# Rehomed - Lycinan has a senior boy needing a home



## Karen519 (Aug 21, 2006)

*Lucy*

Thanks for telling us about him. If nobody takes him, perhaps the Golden Rescue would?


----------



## CAROLINA MOM (May 12, 2009)

Goldensgirl, Lycinan Goldens had a Sr. boy by the name of Max posted on their page that was in need of a home. 

An update was posted that he went to his new home on Oct. 30th, I was wondering if this is the same boy or is the one you've posted about above a different one.

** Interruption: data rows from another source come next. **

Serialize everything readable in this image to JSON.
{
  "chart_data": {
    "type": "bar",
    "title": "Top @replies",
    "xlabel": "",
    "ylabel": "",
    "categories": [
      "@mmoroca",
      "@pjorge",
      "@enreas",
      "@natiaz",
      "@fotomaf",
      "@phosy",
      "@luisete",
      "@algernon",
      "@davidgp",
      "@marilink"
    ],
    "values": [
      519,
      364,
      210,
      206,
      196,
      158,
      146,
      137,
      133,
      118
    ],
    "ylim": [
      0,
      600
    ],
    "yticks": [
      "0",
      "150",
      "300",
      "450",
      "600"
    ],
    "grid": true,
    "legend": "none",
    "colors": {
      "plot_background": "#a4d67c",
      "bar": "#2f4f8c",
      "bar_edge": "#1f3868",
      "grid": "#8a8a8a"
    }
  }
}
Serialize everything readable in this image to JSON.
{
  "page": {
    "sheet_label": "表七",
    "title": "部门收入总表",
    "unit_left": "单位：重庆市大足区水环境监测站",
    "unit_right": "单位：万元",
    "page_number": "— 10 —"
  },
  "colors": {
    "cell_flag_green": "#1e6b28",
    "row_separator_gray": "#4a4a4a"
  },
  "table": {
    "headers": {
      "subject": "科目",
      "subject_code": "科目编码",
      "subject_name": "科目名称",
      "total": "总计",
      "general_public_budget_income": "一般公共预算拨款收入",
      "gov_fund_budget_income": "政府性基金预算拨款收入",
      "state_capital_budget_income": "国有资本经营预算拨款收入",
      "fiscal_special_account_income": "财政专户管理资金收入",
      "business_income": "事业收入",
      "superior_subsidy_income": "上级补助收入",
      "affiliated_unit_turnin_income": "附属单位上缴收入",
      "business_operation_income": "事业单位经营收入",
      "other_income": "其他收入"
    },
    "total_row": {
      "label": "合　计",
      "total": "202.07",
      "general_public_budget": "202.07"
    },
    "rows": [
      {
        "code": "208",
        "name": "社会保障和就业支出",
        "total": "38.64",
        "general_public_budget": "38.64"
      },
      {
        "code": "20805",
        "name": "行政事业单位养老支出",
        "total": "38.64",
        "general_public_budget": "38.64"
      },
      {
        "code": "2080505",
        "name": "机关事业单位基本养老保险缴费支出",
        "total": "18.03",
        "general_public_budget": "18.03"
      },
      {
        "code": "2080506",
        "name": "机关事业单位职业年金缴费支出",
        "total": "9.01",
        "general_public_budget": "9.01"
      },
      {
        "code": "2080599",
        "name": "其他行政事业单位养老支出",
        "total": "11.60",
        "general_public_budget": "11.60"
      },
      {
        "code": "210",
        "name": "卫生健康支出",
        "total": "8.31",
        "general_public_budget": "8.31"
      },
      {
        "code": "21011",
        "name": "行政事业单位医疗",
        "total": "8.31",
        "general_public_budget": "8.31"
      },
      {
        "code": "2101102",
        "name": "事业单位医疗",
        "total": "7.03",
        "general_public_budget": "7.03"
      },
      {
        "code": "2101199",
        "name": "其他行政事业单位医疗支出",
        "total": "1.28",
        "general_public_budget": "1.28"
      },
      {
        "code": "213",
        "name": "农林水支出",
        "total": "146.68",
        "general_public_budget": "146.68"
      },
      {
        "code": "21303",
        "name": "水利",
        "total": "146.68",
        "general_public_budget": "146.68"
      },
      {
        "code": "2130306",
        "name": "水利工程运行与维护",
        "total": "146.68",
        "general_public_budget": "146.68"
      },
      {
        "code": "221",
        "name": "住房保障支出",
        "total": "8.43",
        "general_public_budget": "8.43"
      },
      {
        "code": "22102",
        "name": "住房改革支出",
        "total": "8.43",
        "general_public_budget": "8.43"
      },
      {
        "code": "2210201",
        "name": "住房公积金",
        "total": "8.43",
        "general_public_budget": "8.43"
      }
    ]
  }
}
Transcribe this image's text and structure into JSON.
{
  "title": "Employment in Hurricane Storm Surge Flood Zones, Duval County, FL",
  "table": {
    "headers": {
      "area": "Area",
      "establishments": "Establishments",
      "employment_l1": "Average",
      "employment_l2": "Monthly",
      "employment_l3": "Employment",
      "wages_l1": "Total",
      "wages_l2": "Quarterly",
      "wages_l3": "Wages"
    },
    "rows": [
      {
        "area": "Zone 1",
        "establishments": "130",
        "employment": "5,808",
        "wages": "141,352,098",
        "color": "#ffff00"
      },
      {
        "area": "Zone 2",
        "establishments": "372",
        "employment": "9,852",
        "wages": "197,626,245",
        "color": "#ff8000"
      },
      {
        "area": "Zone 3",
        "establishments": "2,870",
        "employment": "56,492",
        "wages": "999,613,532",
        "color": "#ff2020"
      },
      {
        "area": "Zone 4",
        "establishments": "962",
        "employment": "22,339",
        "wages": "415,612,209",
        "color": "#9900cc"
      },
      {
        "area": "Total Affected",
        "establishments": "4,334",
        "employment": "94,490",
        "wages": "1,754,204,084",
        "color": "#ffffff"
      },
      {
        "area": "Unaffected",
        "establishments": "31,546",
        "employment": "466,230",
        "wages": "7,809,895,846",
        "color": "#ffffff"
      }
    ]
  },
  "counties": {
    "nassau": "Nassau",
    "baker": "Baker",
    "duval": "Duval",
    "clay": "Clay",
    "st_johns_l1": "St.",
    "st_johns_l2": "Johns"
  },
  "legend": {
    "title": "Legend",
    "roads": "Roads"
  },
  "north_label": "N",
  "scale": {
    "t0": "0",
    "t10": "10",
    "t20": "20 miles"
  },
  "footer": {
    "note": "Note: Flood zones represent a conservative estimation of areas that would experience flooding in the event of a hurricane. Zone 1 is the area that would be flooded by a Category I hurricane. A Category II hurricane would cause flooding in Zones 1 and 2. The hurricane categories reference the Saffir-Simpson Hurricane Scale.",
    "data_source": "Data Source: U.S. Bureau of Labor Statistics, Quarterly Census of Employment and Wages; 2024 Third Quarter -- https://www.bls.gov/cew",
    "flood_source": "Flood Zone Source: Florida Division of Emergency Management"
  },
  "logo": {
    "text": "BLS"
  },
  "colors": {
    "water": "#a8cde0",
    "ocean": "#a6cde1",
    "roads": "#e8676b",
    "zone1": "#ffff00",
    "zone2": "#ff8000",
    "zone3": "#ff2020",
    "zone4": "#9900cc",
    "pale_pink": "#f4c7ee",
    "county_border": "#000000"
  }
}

https://www.facebook.com/LycinanGoldens/?fref=ts


----------



## GoldensGirl (Aug 2, 2010)

CAROLINA MOM said:


> Goldensgirl, Lycinan Goldens had a Sr. boy by the name of Max posted on their page that was in need of a home.
> 
> An update was posted that he went to his new home on Oct. 30th, I was wondering if this is the same boy or is the one you've posted about above a different one.
> 
> https://www.facebook.com/LycinanGoldens/?fref=ts


Thanks for pointing out the update. Max is indeed the boy that I posted about. This is very happy news for him. 

Sorry for the false alarm


----------



## CAROLINA MOM (May 12, 2009)

No that's fine, I thought maybe another Sr. Boy was available.


----------